Tuesday, SCE spokesman Tom Boyd said the utility actually interrupted 2,400 Mw, the maximum available in its portfolio of customers who receive discounts in exchange for having their power reduced during peak demand. Trouble on a transmission line Monday constrained power flow for most of the day, but Boyd said the problem was "looking pretty good" Tuesday.

However, he said, with record loads being forecast Tuesday, this could be the day that tests the system. Barring a change in the weather which has soared to triple digits, most observers expect the ISO to call for interruptions again today.

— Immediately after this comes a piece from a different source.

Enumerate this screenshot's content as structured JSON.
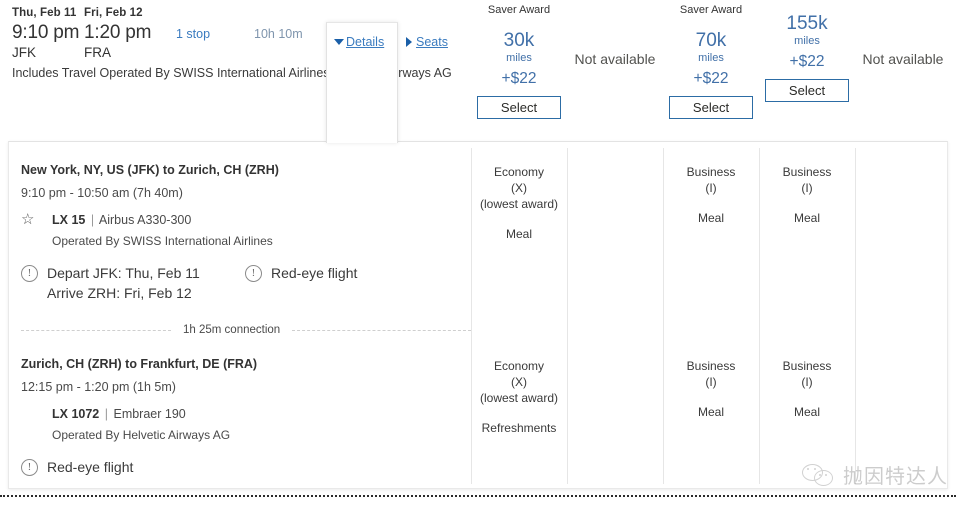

The California ISO has already declared Tuesday a power watch day because of continuing hot weather throughout the West. A stubborn high-pressure system, sitting over the western states for the fourth consecutive day, is expected to keep things hot for several more days.

The residual heat build up is increasing, causing air conditioning systems to work longer and harder to cool businesses and homes, according to SCE. At the same time, the supply of electricity is limited in the West because the record hot temperatures are pervasive across the region.

Should the situation worsen for any reason, and power reserves drop below 1.5%, the ISO will declare a Stage 3 emergency, the most critical status. The California ISO would direct utilities to "drop load," necessitating involuntary rolling, or rotating, outages for blocks of customers across their service areas until sufficient reserve levels are achieved.

Boyd said SCE has such a plan in place but it has never been used.